Question

according to masterfoods, the company manufactures m&m’s, 12% of peanut m&m’s are brown, 15% are yellow, 12% are red, 23% are blue, 23% are orange and 15% are green. (round your answers to 4 decimal places where possible)
a. compute the probability that a randomly selected peanut m&m is not green.
b. compute the probability that a randomly selected peanut m&m is orange or green.
c. compute the probability that two randomly selected peanut m&m’s are both blue.
d. if you randomly select six peanut m&m’s, compute that probability that none of them are brown.
e. if you randomly select six peanut m&m’s, compute that probability that at least one of them is brown.

Explanation:

Step1: Recall probability of complementary event

The probability of an event $A$ not occurring, $P(\text{not }A)=1 - P(A)$. For part a, let $A$ be the event that an M&M is green.

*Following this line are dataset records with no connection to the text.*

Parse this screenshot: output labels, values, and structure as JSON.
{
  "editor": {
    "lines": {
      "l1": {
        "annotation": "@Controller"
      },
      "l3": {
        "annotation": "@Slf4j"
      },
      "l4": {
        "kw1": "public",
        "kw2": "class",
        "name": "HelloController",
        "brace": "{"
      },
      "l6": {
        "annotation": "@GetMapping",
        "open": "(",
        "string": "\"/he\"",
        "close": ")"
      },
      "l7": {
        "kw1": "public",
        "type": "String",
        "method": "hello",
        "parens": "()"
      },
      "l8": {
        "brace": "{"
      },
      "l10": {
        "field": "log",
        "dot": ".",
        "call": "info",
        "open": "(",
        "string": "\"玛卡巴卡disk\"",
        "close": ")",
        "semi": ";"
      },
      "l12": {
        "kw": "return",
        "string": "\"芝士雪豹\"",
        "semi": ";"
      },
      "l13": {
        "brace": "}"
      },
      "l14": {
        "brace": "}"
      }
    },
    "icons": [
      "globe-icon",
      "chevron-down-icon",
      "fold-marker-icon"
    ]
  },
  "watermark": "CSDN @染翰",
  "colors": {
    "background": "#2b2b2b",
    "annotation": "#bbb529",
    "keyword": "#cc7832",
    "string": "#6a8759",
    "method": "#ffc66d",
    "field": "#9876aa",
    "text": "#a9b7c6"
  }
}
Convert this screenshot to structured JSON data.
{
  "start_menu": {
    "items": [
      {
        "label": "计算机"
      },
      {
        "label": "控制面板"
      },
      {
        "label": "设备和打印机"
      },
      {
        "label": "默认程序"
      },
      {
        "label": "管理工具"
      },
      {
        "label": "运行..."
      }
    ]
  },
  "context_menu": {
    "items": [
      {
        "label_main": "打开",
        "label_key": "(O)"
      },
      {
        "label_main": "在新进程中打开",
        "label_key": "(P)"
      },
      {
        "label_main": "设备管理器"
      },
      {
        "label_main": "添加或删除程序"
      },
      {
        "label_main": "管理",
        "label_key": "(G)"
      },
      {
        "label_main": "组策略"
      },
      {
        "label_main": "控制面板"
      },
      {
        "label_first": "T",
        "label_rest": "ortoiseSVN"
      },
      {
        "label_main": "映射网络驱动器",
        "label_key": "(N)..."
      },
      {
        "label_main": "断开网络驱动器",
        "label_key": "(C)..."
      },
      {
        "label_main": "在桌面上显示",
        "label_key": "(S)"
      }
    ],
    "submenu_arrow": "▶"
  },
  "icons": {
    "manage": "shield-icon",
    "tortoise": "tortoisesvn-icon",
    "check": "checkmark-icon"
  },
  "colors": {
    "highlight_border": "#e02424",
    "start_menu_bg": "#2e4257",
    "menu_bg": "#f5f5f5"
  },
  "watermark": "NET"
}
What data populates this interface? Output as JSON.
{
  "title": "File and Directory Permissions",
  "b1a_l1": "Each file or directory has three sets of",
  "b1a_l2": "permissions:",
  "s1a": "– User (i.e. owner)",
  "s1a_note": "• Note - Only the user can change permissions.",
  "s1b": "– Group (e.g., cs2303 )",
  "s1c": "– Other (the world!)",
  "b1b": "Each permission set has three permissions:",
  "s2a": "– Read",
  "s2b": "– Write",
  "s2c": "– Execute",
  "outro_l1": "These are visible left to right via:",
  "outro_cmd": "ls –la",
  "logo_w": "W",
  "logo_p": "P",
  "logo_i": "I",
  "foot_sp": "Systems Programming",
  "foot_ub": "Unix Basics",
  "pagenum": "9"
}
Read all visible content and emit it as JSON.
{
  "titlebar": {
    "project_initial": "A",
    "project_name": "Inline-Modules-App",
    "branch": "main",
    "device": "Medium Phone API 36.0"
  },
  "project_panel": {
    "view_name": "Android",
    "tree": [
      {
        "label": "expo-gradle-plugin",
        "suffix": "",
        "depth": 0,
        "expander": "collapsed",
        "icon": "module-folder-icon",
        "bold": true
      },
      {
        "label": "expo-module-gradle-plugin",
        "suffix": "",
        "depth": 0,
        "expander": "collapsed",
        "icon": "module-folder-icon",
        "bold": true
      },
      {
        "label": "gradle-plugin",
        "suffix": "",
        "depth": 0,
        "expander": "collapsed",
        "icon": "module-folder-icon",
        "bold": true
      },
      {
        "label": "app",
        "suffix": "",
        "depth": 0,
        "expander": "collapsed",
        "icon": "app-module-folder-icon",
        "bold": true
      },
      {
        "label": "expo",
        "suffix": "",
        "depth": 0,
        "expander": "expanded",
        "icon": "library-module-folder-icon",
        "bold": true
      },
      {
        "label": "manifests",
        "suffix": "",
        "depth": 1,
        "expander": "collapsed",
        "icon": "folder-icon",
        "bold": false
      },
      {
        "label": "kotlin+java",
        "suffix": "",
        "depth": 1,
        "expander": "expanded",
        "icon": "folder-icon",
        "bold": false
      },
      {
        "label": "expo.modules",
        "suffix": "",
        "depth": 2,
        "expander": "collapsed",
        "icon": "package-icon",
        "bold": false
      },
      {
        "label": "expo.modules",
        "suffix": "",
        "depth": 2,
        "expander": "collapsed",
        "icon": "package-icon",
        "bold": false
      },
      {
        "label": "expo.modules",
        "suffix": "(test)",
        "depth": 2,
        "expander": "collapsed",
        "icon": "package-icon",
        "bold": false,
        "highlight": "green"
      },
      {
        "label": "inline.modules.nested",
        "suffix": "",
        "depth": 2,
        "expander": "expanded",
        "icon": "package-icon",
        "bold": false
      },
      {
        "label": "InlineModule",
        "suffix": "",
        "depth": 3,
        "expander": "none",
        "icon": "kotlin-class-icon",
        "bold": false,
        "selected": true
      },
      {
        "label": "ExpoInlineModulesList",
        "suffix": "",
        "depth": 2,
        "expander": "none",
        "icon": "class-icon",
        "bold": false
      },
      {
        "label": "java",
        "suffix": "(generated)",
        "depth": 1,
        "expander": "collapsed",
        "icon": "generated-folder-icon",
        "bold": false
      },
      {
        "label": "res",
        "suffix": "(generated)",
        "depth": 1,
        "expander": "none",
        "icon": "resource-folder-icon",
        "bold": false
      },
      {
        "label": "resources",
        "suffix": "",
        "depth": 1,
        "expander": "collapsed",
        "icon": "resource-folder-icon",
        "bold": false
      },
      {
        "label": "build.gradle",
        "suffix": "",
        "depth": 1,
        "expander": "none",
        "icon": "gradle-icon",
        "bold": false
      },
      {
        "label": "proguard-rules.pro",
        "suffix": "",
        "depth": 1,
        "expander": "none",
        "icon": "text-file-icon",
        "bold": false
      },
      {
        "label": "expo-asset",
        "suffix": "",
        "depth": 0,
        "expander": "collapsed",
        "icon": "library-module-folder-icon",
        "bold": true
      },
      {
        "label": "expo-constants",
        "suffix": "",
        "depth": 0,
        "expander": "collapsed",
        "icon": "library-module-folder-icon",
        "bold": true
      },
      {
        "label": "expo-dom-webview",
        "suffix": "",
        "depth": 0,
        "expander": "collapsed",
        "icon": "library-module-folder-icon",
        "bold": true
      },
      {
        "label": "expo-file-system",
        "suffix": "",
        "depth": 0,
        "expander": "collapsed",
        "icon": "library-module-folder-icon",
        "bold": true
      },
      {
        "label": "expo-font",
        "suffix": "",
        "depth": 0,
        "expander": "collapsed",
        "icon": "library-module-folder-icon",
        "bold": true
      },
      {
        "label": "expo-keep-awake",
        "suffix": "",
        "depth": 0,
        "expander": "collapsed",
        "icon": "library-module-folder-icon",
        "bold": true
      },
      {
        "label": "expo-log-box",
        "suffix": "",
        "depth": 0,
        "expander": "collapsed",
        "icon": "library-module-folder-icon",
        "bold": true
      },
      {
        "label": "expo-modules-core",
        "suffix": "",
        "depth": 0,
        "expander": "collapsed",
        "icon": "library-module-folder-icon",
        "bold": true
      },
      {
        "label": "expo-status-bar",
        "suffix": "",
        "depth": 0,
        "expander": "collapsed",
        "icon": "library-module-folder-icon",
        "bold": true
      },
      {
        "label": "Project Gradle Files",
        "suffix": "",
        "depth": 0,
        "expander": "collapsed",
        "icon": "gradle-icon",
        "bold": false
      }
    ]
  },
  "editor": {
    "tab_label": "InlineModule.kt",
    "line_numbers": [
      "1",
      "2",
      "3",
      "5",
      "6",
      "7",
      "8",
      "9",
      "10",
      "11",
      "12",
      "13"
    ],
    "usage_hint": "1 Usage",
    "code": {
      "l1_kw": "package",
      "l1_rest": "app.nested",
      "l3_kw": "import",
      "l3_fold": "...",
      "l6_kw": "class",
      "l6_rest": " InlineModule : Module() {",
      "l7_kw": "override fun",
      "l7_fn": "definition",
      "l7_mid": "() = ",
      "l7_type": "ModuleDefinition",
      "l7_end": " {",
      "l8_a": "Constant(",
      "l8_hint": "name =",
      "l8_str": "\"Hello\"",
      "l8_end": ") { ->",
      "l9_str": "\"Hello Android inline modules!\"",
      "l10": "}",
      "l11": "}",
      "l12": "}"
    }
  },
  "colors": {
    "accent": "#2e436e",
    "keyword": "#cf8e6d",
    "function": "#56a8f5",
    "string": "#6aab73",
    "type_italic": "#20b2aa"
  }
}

Given $P(A) = 0.15$, then $P(\text{not green})=1 - 0.15$.
$1-0.15 = 0.8500$

Step2: Use addition - rule for mutually - exclusive events

For part b, if $A$ is the event that an M&M is orange and $B$ is the event that an M&M is green, and $A$ and $B$ are mutually - exclusive (an M&M can't be both orange and green at the same time), then $P(A\cup B)=P(A)+P(B)$. Given $P(A) = 0.23$ and $P(B)=0.15$, so $P(A\cup B)=0.23 + 0.15$.
$0.23+0.15 = 0.3800$

Step3: Use multiplication rule for independent events

For part c, if the selection of the first and second M&M are independent events, and the probability that a single M&M is blue is $p = 0.23$, then the probability that two M&Ms are blue is $P(\text{both blue})=0.23\times0.23$.
$0.23\times0.23=0.0529$

Step4: Use multiplication rule for independent events

For part d, the probability that a single M&M is not brown is $1 - 0.12=0.88$. Since the selections of the six M&Ms are independent events, the probability that none of the six M&Ms are brown is $(0.88)^6$.
$(0.88)^6=0.4644$

Step5: Use the complement rule

For part e, let $A$ be the event that at least one of the six M&Ms is brown. The complement of $A$ is the event that none of the six M&Ms are brown. We found in part d that the probability that none of the six M&Ms are brown is $(0.88)^6\approx0.4644$. Then $P(A)=1-(0.88)^6$.
$1 - 0.4644 = 0.5356$

Answer:

a. $0.8500$
b. $0.3800$
c. $0.0529$
d. $0.4644$
e. $0.5356$